On Launching versus Landing

If Medium puts this content behind a paywall, you can also view it here (LinkedIn).

Carlos Arguelles
11 min readDec 28, 2024

If you put code in production and no one uses it, does it still have an impact?

If Medium puts this content behind a paywall, you can also view it here (LinkedIn).

Back at Google, during a 1:1 with one of my engineers, they mentioned that they had launched a feature into production a couple of months prior. I asked if the feature had been successful. This engineer gave me a confused look and started describing the technical complexity. That was great, but I wanted to know if it had made a difference to a real human being. Turns out that only 2 googlers were (sparingly) using it. It was a great feature, it just hadn’t been properly landed.

There is a huge difference between Launching something and Landing something. As an engineer, the work you do to launch is “fun” and “shiny” — you design a feature and write code, which is what got you into software engineering to begin with. Every code review provides a tiny little hit of dopamine and is a concrete artifact to show others how intelligent you are. The work you do to land is boring and often non-technical. A lot of it has no immediate reward. You don’t control 100% of your destiny. It’s fuzzy and dissatisfying.

But without Landing, your Launch is useless.In the software industry, the old “If a tree falls in a forest and no one is around to hear it, does it make a sound?” translates to “If you put code in production and no one uses it, does it still have an impact?”

In fact, I would argue it has a negative impact. You have increased the complexity and surface of your product and created additional operational load, for no value.

After that wake up call, I started looking closer at all our launches. The majority lacked the most basic discipline around landing. People put code in production and happily moved on to the next intellectual challenge that would sound good on their performance review.

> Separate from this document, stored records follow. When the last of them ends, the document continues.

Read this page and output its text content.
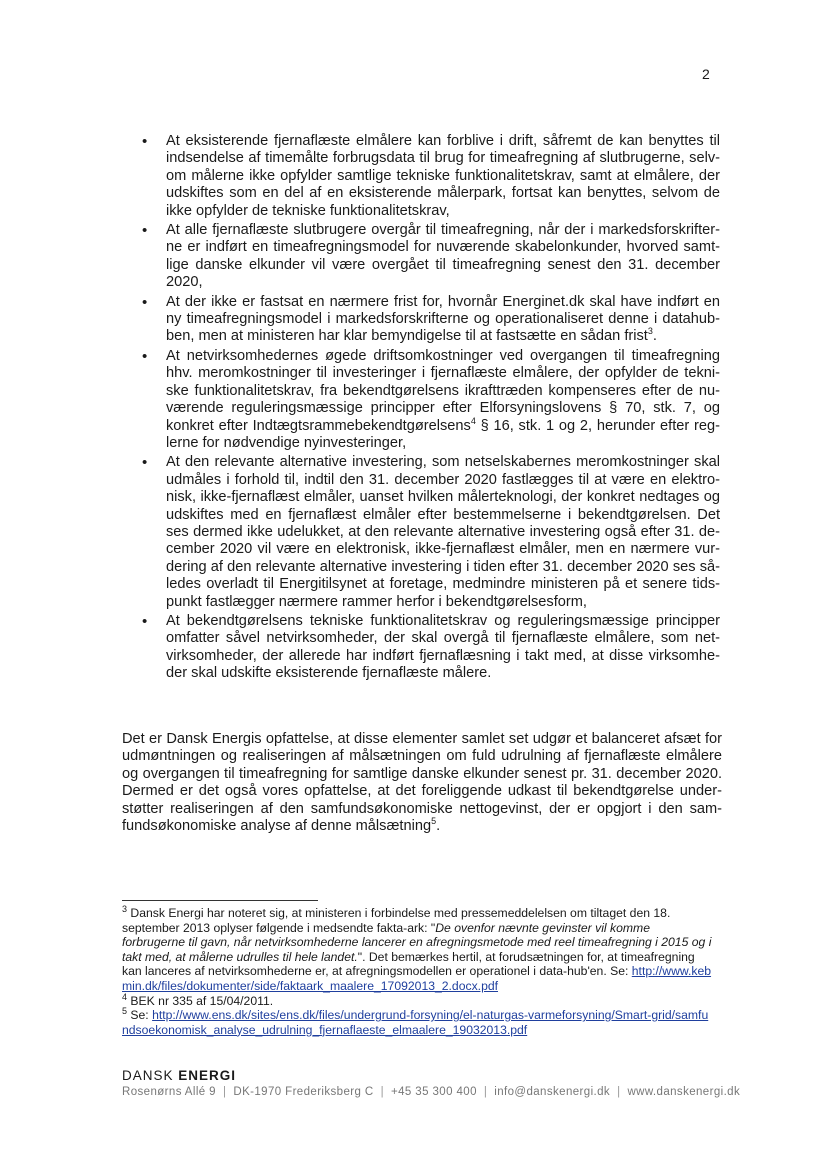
2
• At eksisterende fjernaflæste elmålere kan forblive i drift, såfremt de kan benyttes til indsendelse af timemålte forbrugsdata til brug for timeafregning af slutbrugerne, selv-om målerne ikke opfylder samtlige tekniske funktionalitetskrav, samt at elmålere, der udskiftes som en del af en eksisterende målerpark, fortsat kan benyttes, selvom de ikke opfylder de tekniske funktionalitetskrav,
• At alle fjernaflæste slutbrugere overgår til timeafregning, når der i markedsforskrifter-ne er indført en timeafregningsmodel for nuværende skabelonkunder, hvorved samt-lige danske elkunder vil være overgået til timeafregning senest den 31. december 2020,
• At der ikke er fastsat en nærmere frist for, hvornår Energinet.dk skal have indført en ny timeafregningsmodel i markedsforskrifterne og operationaliseret denne i datahub-ben, men at ministeren har klar bemyndigelse til at fastsætte en sådan frist$^3$.
• At netvirksomhedernes øgede driftsomkostninger ved overgangen til timeafregning hhv. meromkostninger til investeringer i fjernaflæste elmålere, der opfylder de tekni-ske funktionalitetskrav, fra bekendtgørelsens ikrafttræden kompenseres efter de nu-værende reguleringsmæssige principper efter Elforsyningslovens § 70, stk. 7, og konkret efter Indtægtsrammebekendtgørelsens$^4$ § 16, stk. 1 og 2, herunder efter reg-lerne for nødvendige nyinvesteringer,
• At den relevante alternative investering, som netselskabernes meromkostninger skal udmåles i forhold til, indtil den 31. december 2020 fastlægges til at være en elektro-nisk, ikke-fjernaflæst elmåler, uanset hvilken målerteknologi, der konkret nedtages og udskiftes med en fjernaflæst elmåler efter bestemmelserne i bekendtgørelsen. Det ses dermed ikke udelukket, at den relevante alternative investering også efter 31. de-cember 2020 vil være en elektronisk, ikke-fjernaflæst elmåler, men en nærmere vur-dering af den relevante alternative investering i tiden efter 31. december 2020 ses så-ledes overladt til Energitilsynet at foretage, medmindre ministeren på et senere tids-punkt fastlægger nærmere rammer herfor i bekendtgørelsesform,
• At bekendtgørelsens tekniske funktionalitetskrav og reguleringsmæssige principper omfatter såvel netvirksomheder, der skal overgå til fjernaflæste elmålere, som net-virksomheder, der allerede har indført fjernaflæsning i takt med, at disse virksomhe-der skal udskifte eksisterende fjernaflæste målere.

Det er Dansk Energis opfattelse, at disse elementer samlet set udgør et balanceret afsæt for udmøntningen og realiseringen af målsætningen om fuld udrulning af fjernaflæste elmålere og overgangen til timeafregning for samtlige danske elkunder senest pr. 31. december 2020. Dermed er det også vores opfattelse, at det foreliggende udkast til bekendtgørelse under-støtter realiseringen af den samfundsøkonomiske nettogevinst, der er opgjort i den sam-fundsøkonomiske analyse af denne målsætning$^5$.

$^3$ Dansk Energi har noteret sig, at ministeren i forbindelse med pressemeddelelsen om tiltaget den 18. september 2013 oplyser følgende i medsendte fakta-ark: "De ovenfor nævnte gevinster vil komme forbrugerne til gavn, når netvirksomhederne lancerer en afregningsmetode med reel timeafregning i 2015 og i takt med, at målerne udrulles til hele landet.". Det bemærkes hertil, at forudsætningen for, at timeafregning kan lanceres af netvirksomhederne er, at afregningsmodellen er operationel i data-hub'en. Se: http://www.kebmin.dk/files/dokumenter/side/faktaark_maalere_17092013_2.docx.pdf

$^4$ BEK nr 335 af 15/04/2011.

$^5$ Se: http://www.ens.dk/sites/ens.dk/files/undergrund-forsyning/el-naturgas-varmeforsyning/Smart-grid/samfundsoekonomisk_analyse_udrulning_fjernaflaeste_elmaalere_19032013.pdf

DANSK ENERGI
Rosenørns Allé 9 | DK-1970 Frederiksberg C | +45 35 300 400 | info@danskenergi.dk | www.danskenergi.dk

Determined to drive some cultural change, I put together some slides on “Launching v. Landing” and gave a presentation to the entire org, recorded it, and shared it broadly. A couple of hundred people watched it, which I thought was positive.

But there was no behavioral change whatsoever.

I later understood why. I was new to the team (and fairly new to Google), and I had not Earned Trust from the engineers yet. I was just a random dude that had shown up one day as a Senior Staff Engineer without any artifacts. I had written 100k+ lines of production code at Amazon and launched a dozen products used by tens of thousands of amazonians every day, and spoken at dozens of internal conferences, but at Google I was a Nobody.

I needed credibility to inspire behavioral change. And I needed technical artifacts to get credibility. I decided to embed myself in my teams as a part-time engineer. This would help me gain a deeper understanding of the nuances of the products I was leading, and earn trust from my engineers.

I started looking for code I could write that spanned multiple teams, and found a perfect little problem. It was not particularly complex, but it could potentially help a lot of customers, nobody was doing anything about it, and required changing code in three different codebases and convincing multiple teams.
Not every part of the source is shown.